June 2022 News
I'm thrilled that I've been selected as one of six composers from around the world to be part of the INK STILL WET Composer/Conductor Workshop at the Grafenegg Festival in Austria! This incredible workshop gives me the opportunity to travel to Austria in late August where I will get to workshop a new orchestra piece of mine and conduct the premiere of it myself (!) with the Tonkünstler Orchester, one of Austria's top professional orchestras! I also got to attend the first part of the workshop virtually in March where I worked with acclaimed composer Georg Friedrich Haas and conductor Baldur Brönnimann. Now it's time to work on my conducting and German this summer!
In January, I found out that my choral setting of The Wayfaring Stranger for Solo Female Voice and SSAA Choir won the 2021 Gregg Smith Choral Competition at Syracuse University! The work was then premiered in April beautifully at Syracuse by the Crouse Chorale, conducted by Wendy Moy, with Mary Tehan doing a beautiful job as the soloist.
In 2014, pianist Christopher Janwong McKiggan commissioned me to write a piece for his "Resonance of Hope" project which paired composers from countries in conflict with each other to create piano works based on folk songs from their partner's country. I was paired with pianist and composer Cheol-Woong Kim who grew up in (and later escaped) North Korea. He sent me a song called "Sound of Cowbell" (I sent him "Go Tell Aunt Rhody") and I had a great time writing an incredibly virtuosic rhapsody on the tune that Chris tackled masterfully. I'm so glad his amazing recording of it has finally been released on the Sheva Collection label, have a listen!
In April (quite appropriately), the Eastman Wind Ensemble conducted by Mark Davis Scatterday premiered my arrangement of John Foulds' masterpiece April-England. I've loved this piece ever since I first heard it, and I hope that many more wind ensembles will play it and get to know Foulds' wonderful music.
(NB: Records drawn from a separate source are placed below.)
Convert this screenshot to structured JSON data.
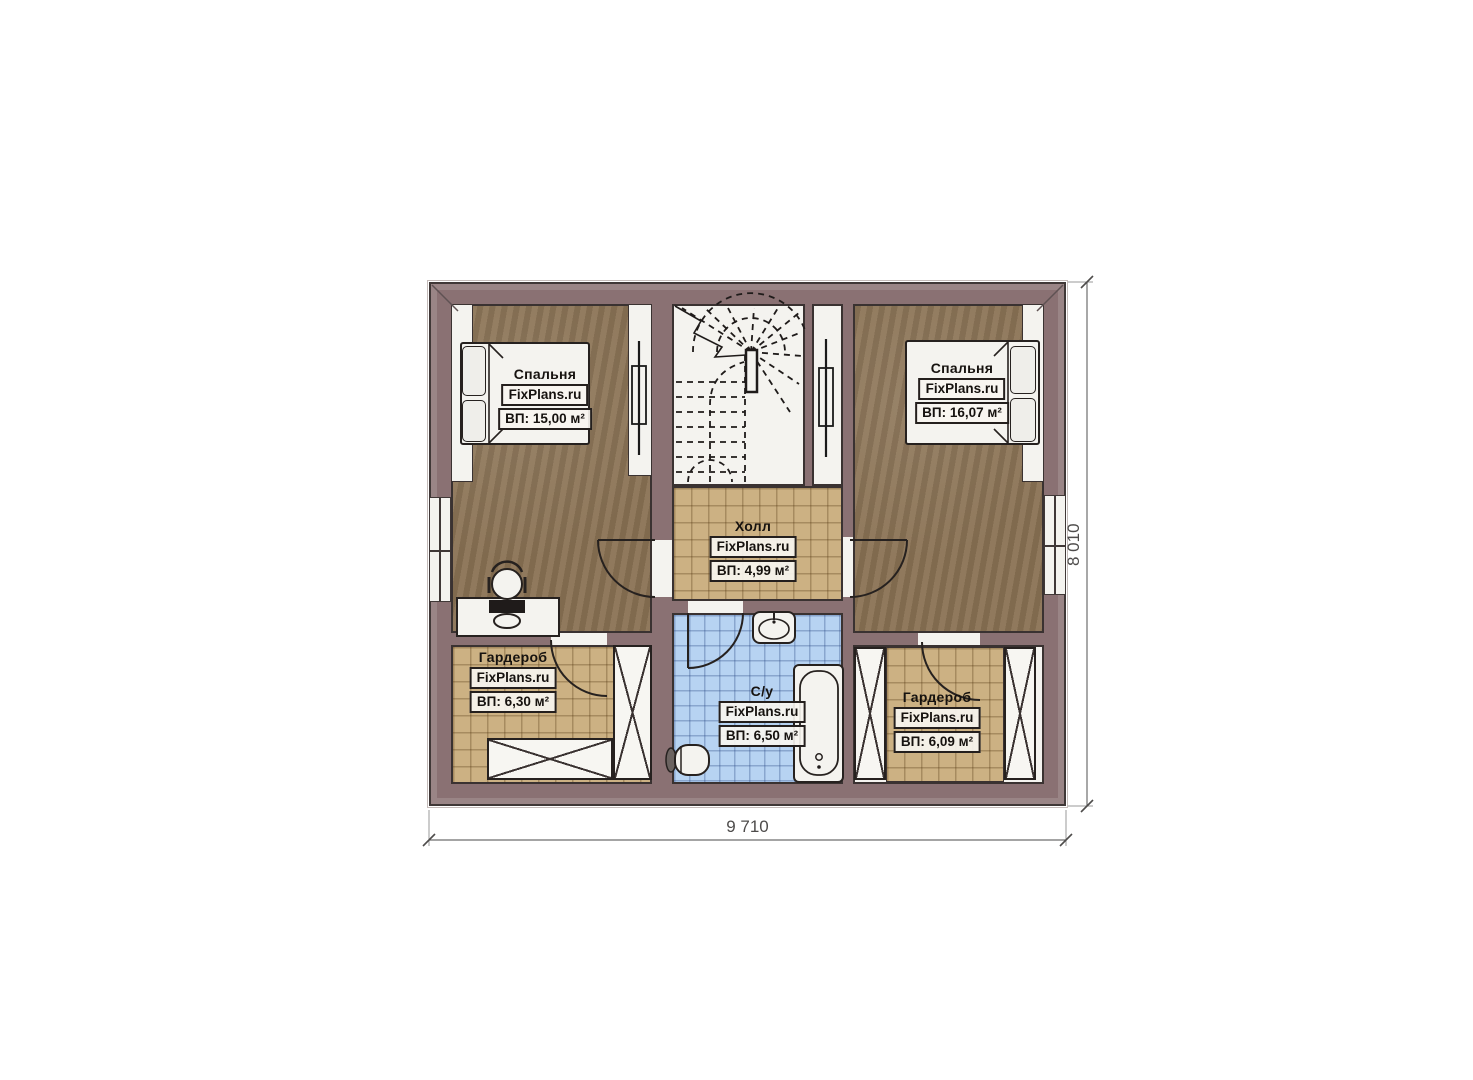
{
  "plan": {
    "title": "attic-floor-plan",
    "dimension_width_label": "9 710",
    "dimension_height_label": "8 010",
    "rooms": [
      {
        "id": "bedroom-left",
        "name": "Спальня",
        "brand": "FixPlans.ru",
        "area": "ВП: 15,00 м²"
      },
      {
        "id": "bedroom-right",
        "name": "Спальня",
        "brand": "FixPlans.ru",
        "area": "ВП: 16,07 м²"
      },
      {
        "id": "hall",
        "name": "Холл",
        "brand": "FixPlans.ru",
        "area": "ВП: 4,99 м²"
      },
      {
        "id": "bathroom",
        "name": "С/у",
        "brand": "FixPlans.ru",
        "area": "ВП: 6,50 м²"
      },
      {
        "id": "wardrobe-left",
        "name": "Гардероб",
        "brand": "FixPlans.ru",
        "area": "ВП: 6,30 м²"
      },
      {
        "id": "wardrobe-right",
        "name": "Гардероб",
        "brand": "FixPlans.ru",
        "area": "ВП: 6,09 м²"
      }
    ],
    "colors": {
      "wall": "#8a7173",
      "floor_wood": "#8a7254",
      "tile_beige": "#ccb183",
      "tile_blue": "#b7d3f2",
      "fixture_white": "#f4f3ef",
      "line": "#26211f"
    }
  }
}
In March, I traveled to Syracuse to perform my Three Love Songs for Voice and Piano with soprano Jazmine Saunders (who is headed to Juilliard for graduate school next year!) at the College Music Society's Northeast Region Conference at Onodaga Community College. I was surprised and delighted that our performance received the Elliott Schwartz Composition Prize as well.
In a single day last summer, I got inspired to make a choral version of the first of the love songs, My Love It Should Be Silent, in which I explored a bit of singing with non-word syllables a la pop a cappella music. I was fortunate that the Eastman Chorale was able to premiere the work last month and that it has been selected by the spectacular Polish vocal group Vocore from out of almost 500 submitted works to their call for scores to be performed by the group next year!
For the past three years, I've had the privilege of singing in the Schola Cantorum of Christ Church, a wonderful choir in Rochester that sings mostly renaissance music for weekly compline services in candlelight. For my last performance with the group, I was pleased that we premiered my new Te Lucis Ante Terminum, a prayer of protection during the night.
In February, the ONIX Ensamble, who premiered my piece Rock Hill in Mexico last November, also released a video recording they made of the piece. Check out their stunning performance!
But all of these pale in comparison to the two biggest events of the last several months. Firstly, I completed my dissertation and graduated with my PhD from the Eastman School of Music last month! My dissertation was in two parts and explored Martin Luther King Jr.'s nonviolence philosophy in the realms of composition and music education. I composed a 12-minute work for orchestral winds entitled Where Do We Go from Here: Chaos or Beloved Community? which portrays King's ideal of "Beloved Community" is Martin Luther King Jr.'s vision of the ideal society musically by uniting different groups of instruments, each performing in a different musical style, into one harmonious texture while retaining their diverse identities. (The piece also won Eastman's Wayne Barlow Prize for composition this year!) My dissertation paper was entitled Enhancing the Social Justice Outcomes of El Sistema-inspired Programs by Integrating Kingian Nonviolence (which I just presented at the ARTs + Change Virtual Conference last week hosted by the University of Rochester.) The final tally was:
70 pages and 19,023 notes for the composition!
126 pages and 31,037 words for the paper!
But even bigger news than that was the fact that Diane and I welcomed our son, Theron, to the world in February. He decided to arrived about a month before his due date, which we think must be because he likes the number 2; he was born on Tuesday ("Twos-day"), 2/2/22 at 1:38am (which happens to be 22 minutes before 2am)! Despite technically being considered premature, he's had almost no health issues and is now a happy and healthy 3-month-old!